Ici & Là : le nouveau lieu de vie de Guy Lassausaie à Villefranche

C’est sous un soleil de plomb générant  une canicule estivale de référence trentenaire (38°) que Guy Lassausaie (MOF) nous accueille dans son nouvel établissement à Villefranche-sur-Saône. L’hôtel brasserie Ici & Là.

Ici une brasserie, Là un hôtel ? A moins que cela ne soit le contraire !

A une encablure de la gare ferroviaire de Villefranche-sur-Saône

Perles de sueur sur le front, il vérifie tous les derniers détails qui feront ce lieu une référence en Calade. Et n’est-il pas vrai que les petits détails font les grandes maisons.

Tous les corps de métiers sont encore sur le pont de ce beau et nouveau navire gourmand.
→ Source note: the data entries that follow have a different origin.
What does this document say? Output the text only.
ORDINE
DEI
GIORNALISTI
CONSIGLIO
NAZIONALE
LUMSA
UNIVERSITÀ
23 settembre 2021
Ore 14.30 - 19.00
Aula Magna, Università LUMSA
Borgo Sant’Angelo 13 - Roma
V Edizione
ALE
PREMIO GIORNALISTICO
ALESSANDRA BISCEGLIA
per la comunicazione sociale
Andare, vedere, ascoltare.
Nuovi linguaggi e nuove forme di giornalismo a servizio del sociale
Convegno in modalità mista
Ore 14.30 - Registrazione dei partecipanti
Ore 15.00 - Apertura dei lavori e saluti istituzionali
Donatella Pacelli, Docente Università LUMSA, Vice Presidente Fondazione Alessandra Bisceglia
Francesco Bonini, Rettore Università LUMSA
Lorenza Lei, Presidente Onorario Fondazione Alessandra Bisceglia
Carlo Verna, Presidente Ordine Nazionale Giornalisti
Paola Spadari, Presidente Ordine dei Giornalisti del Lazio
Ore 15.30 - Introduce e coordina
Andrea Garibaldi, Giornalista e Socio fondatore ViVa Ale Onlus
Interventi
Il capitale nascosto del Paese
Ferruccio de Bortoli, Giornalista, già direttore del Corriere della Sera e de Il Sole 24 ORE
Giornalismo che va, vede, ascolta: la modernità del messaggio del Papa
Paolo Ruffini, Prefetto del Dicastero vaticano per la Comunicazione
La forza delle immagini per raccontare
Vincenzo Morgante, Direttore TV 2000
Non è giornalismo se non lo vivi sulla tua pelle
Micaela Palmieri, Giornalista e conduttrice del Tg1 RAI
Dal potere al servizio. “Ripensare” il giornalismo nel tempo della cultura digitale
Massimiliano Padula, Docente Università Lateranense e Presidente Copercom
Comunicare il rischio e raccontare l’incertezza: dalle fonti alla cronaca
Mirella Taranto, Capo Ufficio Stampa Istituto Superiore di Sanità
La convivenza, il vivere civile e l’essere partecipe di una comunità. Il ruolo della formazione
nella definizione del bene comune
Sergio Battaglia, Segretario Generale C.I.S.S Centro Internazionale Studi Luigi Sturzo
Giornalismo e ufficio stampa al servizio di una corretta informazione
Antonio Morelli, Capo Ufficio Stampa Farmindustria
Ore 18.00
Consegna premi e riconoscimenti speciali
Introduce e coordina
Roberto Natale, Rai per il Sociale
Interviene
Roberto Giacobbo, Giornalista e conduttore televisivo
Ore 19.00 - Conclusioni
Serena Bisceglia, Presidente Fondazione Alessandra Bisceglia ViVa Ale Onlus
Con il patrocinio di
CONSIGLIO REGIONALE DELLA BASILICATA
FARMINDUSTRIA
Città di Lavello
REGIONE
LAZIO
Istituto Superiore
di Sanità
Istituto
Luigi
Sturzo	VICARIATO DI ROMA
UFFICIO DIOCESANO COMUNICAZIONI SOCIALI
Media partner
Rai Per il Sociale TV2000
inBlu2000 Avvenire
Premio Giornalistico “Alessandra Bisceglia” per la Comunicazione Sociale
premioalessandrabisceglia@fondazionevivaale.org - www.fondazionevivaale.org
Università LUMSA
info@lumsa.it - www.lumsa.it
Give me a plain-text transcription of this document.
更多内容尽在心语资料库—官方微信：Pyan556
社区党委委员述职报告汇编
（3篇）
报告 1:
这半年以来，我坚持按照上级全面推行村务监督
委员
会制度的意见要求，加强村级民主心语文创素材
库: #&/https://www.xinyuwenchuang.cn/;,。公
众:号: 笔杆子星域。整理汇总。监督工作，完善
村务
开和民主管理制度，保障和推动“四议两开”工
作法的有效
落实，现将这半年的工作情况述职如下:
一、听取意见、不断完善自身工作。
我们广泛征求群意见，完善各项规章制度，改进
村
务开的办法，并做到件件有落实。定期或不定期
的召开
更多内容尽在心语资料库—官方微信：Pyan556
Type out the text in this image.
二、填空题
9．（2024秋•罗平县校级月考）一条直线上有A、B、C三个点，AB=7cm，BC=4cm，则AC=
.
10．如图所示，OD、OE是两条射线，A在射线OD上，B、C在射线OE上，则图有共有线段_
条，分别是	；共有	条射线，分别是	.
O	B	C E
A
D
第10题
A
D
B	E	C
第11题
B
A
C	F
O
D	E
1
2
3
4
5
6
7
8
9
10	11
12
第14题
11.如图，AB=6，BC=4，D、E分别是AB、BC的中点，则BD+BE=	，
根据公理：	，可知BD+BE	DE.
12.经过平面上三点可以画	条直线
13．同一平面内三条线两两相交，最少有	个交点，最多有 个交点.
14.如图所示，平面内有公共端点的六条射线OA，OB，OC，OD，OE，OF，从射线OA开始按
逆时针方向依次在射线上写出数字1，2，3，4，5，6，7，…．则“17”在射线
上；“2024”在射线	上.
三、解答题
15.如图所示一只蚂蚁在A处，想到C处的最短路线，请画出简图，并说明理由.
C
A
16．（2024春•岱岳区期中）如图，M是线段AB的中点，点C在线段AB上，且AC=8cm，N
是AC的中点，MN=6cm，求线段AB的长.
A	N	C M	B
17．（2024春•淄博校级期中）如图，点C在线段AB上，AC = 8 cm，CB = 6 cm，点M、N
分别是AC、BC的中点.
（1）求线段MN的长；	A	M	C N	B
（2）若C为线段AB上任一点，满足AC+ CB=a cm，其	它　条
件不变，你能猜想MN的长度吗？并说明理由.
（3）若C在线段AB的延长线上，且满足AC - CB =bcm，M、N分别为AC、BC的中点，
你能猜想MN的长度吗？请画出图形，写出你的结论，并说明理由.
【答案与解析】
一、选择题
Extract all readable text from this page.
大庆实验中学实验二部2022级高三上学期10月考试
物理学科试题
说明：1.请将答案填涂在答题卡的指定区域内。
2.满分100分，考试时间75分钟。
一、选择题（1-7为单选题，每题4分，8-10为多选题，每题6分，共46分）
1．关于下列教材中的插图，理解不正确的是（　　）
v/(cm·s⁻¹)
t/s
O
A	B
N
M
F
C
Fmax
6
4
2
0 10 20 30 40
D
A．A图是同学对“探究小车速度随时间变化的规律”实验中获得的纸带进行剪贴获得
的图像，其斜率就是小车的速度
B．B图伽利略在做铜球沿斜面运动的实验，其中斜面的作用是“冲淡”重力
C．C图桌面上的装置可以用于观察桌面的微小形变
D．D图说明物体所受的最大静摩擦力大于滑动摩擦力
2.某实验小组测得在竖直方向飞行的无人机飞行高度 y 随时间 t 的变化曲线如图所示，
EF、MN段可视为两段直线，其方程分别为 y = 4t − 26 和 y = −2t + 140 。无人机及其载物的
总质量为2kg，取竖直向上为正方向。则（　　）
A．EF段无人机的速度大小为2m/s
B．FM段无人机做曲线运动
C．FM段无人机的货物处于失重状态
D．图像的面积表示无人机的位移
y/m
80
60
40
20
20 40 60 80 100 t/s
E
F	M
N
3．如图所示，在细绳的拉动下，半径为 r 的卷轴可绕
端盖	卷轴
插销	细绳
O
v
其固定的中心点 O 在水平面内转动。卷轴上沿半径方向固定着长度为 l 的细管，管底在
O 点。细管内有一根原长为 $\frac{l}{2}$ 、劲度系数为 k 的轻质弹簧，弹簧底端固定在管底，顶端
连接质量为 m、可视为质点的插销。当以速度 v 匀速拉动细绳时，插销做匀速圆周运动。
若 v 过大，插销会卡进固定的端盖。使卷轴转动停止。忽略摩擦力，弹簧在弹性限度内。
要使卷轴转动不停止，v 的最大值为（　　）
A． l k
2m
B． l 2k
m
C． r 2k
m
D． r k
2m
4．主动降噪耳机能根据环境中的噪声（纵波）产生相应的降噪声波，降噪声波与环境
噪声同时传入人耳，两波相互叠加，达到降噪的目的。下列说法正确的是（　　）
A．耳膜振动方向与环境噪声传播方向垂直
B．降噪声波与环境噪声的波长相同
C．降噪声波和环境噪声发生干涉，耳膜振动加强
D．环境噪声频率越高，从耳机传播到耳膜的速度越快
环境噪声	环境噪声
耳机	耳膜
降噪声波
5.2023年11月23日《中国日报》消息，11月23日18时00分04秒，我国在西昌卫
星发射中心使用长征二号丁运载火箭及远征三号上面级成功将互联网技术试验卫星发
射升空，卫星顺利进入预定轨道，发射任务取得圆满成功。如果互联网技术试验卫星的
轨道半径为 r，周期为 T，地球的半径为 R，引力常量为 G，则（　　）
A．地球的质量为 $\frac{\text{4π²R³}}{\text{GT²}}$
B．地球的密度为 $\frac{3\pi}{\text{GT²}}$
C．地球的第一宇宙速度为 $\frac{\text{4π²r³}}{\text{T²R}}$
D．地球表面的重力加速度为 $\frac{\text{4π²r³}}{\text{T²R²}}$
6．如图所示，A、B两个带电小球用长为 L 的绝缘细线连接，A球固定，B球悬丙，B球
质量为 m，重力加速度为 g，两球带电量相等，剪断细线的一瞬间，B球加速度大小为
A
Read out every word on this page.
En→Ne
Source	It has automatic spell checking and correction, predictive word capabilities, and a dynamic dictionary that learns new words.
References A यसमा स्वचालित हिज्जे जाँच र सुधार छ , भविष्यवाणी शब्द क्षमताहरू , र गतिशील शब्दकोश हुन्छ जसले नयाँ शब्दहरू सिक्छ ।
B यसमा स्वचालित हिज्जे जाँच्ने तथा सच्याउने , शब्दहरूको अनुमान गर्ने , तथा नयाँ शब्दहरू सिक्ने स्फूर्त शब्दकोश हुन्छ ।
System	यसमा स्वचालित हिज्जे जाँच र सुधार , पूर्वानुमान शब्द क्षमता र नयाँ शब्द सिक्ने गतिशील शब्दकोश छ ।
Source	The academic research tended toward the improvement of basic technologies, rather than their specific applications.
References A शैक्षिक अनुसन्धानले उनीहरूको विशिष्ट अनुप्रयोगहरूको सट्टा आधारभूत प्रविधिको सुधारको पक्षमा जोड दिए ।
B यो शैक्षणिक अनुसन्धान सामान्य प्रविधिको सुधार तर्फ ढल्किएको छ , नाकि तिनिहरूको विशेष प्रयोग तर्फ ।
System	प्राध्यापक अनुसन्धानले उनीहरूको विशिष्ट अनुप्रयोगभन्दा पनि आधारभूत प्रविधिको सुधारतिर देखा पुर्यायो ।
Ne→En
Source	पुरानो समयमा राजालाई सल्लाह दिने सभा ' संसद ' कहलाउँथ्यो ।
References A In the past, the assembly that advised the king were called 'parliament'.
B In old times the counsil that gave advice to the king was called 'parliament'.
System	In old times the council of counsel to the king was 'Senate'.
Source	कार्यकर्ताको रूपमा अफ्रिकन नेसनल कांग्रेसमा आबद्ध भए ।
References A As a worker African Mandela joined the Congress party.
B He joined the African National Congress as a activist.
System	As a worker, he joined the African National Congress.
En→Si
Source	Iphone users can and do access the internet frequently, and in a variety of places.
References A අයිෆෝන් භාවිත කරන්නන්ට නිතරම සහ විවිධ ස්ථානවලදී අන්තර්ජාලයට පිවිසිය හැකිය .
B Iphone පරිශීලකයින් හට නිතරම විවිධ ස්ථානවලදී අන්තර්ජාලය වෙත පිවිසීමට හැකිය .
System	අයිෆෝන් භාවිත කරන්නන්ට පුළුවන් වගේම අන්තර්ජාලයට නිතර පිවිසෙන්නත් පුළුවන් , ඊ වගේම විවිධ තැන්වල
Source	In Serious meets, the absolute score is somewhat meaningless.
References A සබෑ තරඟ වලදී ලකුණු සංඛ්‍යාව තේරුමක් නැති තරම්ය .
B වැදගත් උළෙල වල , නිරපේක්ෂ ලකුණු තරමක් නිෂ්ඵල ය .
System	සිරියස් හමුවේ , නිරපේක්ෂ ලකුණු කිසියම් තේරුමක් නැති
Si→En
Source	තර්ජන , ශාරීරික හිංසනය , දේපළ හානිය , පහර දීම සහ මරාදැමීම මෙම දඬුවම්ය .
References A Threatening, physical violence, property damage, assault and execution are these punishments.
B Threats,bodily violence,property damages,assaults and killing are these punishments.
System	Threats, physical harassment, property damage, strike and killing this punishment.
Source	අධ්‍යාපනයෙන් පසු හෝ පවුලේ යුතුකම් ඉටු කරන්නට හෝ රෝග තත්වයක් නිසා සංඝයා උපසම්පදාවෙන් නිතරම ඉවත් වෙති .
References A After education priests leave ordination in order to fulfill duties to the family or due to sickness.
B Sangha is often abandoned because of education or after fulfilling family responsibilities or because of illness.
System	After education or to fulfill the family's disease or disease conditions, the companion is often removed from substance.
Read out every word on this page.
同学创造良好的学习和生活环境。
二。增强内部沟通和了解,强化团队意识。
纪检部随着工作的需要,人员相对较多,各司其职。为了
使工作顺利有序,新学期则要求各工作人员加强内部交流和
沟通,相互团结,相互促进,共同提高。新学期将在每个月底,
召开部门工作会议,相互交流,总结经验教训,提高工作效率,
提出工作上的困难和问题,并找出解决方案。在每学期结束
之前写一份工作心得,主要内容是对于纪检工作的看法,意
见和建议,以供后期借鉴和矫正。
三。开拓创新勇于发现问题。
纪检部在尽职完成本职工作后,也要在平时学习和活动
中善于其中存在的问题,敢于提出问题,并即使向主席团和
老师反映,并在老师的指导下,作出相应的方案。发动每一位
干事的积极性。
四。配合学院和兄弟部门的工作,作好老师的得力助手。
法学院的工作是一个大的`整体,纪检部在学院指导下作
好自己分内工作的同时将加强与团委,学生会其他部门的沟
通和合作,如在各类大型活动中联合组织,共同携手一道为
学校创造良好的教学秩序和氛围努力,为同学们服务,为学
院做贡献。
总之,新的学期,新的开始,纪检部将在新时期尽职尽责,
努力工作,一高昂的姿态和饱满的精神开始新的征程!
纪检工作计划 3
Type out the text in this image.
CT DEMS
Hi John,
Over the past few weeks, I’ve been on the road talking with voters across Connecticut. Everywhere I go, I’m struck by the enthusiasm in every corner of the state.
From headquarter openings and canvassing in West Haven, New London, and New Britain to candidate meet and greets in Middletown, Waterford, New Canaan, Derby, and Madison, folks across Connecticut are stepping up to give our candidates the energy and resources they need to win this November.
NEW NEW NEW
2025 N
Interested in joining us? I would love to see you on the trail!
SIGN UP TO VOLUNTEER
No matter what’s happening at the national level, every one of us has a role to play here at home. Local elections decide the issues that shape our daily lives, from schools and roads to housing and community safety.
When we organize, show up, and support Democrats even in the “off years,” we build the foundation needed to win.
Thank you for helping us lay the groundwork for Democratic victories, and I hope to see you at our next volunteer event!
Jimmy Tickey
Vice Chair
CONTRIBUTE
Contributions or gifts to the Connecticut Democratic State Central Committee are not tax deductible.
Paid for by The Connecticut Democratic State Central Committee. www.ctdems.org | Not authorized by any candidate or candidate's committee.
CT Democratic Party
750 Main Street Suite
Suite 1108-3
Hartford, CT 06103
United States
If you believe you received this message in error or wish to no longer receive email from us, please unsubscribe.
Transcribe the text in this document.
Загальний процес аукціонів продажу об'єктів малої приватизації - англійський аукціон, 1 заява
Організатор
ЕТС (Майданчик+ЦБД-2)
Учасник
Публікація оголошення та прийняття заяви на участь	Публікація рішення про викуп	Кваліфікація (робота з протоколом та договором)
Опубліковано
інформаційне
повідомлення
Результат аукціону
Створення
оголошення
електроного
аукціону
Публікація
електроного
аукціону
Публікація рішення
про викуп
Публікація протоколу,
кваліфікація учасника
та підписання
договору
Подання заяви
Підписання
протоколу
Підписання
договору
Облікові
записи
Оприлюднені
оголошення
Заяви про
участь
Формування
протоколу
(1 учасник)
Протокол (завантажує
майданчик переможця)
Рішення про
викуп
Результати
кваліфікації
Qui pour installer un panneau à l’entrée de l’hôtel et du parking, qui pour changer une ampoule ou qui encore pour donner un coup de chiffon qui permettra d’essuyer les plâtres…

Et puis, le chef enfile son habit de lumière, celui de chef orné du célèbre et très prestigieux col bleu-blanc-rouge correspondant au titre envié de «L’un des Meilleurs Ouvriers de France».

Premier service, premier briefing ...

A quelques minutes de l’ouverture opérationnelle d’Ici & Là, le hall d’entrée est une véritable ruche.

Chacun essaie de prendre ses marques et sa place, à la réception de l’hôtel, comme en salle ou en cuisine.

Les dés sont jetés pour une nouvelle aventure qui sera, à n’en pas douter, gravée dans l’histoire de la capitale caladoise et du Beaujolais. Son député-maire Bernard Perrut s’en réjouira certainement, lui le chantre du Beaujolais à commencer dans les couloirs de l’Assemblée nationale, chaque troisième jeudi de novembre.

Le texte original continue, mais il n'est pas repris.